Block or noindex auto-generated pages from the start in the usual case, and let them index only in the rare case where each one delivers genuine unique value and real search demand. The default is block, because the typical auto-generated page is templated, thin, or combinatorial, exactly the kind of low-value page that creates bloat. The reason to decide this up front is simple: preventing bloat is far cheaper than cleaning it up after the search engine has indexed thousands of weak URLs and re-rated your site downward for it.
The pivot is value per page, judged honestly. Some generated pages do earn their place, a programmatic page that assembles genuinely useful, distinct data for a query people actually search, where each instance answers a real and different need.
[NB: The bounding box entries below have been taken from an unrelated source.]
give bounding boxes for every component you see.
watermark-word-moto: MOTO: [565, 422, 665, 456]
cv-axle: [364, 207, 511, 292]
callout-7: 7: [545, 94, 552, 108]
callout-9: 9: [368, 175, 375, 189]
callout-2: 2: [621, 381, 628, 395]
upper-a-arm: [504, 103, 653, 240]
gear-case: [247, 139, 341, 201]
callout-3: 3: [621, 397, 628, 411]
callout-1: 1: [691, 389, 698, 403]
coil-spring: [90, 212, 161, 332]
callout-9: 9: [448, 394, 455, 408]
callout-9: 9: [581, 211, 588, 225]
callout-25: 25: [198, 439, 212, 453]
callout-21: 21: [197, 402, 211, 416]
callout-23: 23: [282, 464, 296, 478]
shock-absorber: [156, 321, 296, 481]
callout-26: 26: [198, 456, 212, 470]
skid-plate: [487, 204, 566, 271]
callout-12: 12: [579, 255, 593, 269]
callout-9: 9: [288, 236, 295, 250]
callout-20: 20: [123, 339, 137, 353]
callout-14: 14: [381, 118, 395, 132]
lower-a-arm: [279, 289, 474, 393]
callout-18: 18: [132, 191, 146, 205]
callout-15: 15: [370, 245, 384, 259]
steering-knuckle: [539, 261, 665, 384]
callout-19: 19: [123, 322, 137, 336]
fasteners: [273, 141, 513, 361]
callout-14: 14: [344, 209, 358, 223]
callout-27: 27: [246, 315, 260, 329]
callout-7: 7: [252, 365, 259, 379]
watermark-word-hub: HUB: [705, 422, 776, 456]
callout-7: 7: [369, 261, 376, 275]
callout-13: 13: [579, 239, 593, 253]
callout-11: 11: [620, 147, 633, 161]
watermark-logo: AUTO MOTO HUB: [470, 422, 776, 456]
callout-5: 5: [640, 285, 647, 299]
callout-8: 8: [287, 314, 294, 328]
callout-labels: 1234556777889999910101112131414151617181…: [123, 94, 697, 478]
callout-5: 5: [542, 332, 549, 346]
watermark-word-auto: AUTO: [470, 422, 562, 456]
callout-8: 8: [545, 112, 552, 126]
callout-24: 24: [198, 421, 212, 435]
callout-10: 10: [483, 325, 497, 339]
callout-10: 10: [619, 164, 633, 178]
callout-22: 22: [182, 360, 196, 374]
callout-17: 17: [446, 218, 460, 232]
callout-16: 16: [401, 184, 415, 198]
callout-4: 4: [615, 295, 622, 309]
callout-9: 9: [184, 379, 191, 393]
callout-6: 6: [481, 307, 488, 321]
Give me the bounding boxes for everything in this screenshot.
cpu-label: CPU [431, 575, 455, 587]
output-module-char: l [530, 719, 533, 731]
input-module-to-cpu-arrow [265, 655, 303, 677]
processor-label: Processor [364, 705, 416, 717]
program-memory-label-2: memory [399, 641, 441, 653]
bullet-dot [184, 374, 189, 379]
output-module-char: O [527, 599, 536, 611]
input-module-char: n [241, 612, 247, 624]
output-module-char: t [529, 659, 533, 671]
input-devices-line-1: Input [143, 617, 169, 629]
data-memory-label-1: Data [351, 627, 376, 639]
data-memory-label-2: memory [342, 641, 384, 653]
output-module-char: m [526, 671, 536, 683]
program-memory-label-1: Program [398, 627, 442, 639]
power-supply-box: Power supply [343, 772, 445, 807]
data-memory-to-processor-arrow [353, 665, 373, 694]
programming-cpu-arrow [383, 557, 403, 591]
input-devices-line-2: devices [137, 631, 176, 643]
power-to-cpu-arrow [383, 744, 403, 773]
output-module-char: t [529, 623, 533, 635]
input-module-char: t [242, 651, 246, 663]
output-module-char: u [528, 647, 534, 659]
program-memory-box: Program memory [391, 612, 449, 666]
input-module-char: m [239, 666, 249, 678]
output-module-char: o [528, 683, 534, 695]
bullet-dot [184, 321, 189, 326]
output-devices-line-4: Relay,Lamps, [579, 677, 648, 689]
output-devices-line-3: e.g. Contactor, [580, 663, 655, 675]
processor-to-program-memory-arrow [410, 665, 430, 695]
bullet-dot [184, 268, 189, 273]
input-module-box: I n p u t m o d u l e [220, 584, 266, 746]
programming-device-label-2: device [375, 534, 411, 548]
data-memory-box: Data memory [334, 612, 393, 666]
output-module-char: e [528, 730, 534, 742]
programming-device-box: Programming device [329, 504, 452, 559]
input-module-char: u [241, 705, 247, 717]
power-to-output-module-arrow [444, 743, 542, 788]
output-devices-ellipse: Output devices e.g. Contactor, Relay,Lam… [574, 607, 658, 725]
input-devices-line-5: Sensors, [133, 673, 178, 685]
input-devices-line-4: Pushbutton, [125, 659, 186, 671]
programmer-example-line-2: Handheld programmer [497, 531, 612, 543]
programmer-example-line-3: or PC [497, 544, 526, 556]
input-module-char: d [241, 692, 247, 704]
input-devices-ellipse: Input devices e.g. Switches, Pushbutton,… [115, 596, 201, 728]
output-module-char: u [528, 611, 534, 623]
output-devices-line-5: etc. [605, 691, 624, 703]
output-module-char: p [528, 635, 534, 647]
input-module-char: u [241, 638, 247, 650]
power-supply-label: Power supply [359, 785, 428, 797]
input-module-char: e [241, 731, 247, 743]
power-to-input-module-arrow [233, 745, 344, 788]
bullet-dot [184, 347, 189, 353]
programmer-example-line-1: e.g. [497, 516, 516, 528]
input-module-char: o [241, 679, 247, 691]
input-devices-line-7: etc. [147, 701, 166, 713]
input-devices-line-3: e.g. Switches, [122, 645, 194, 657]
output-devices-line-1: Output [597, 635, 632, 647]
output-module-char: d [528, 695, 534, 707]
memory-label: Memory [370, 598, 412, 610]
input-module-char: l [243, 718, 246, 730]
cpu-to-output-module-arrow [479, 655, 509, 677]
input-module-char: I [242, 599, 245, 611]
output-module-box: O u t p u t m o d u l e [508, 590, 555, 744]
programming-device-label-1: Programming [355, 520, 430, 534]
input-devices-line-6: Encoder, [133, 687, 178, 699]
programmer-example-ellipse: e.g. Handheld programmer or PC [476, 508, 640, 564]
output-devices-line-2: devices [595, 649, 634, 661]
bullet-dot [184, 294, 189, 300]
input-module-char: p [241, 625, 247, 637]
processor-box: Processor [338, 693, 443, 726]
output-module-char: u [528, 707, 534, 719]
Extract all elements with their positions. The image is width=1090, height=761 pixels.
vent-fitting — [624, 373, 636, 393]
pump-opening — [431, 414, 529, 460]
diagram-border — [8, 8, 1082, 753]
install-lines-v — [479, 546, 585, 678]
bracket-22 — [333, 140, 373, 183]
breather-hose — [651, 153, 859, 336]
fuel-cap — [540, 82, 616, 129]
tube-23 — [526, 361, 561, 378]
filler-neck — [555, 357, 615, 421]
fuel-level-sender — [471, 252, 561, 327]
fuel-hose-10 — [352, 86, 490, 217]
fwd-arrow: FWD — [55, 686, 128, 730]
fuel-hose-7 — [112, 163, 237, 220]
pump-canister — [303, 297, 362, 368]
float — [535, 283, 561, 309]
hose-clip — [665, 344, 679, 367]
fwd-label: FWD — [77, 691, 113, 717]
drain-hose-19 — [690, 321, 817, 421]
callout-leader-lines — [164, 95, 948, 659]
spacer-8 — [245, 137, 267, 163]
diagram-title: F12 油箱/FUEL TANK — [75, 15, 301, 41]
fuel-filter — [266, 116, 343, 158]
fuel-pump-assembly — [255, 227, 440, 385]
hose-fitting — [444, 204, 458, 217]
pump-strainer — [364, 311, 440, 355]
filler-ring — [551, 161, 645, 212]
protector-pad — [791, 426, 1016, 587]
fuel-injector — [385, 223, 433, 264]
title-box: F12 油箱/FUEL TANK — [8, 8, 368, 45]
Those can be indexed, because each one stands on its own. But these are the exception, and the test is strict: not “could someone find this mildly relevant,” but “does this specific generated page add unique value and meet real demand.” If every page is the same template with a variable swapped in, it fails the test no matter how many you produce.
The “index everything and prune later” approach gets the economics backwards. Once weak pages are in the index, they have already diluted your quality signal and consumed crawl on URLs that should never have been live. Cleaning up means finding them, noindexing them, waiting for re-crawl, and waiting again for the site-wide re-assessment to register the improvement. Blocking them before they ever index skips all of that. Prevention is one decision made early, cleanup is a long campaign run late.
So set the rule before you generate the pages, not after. Block or noindex the templated, thin, and combinatorial output by default, and carve out indexing only for the specific generated pages that each clear the unique-value-and-demand bar. Decide it at the start, because the cheapest bloat is the bloat you never let into the index.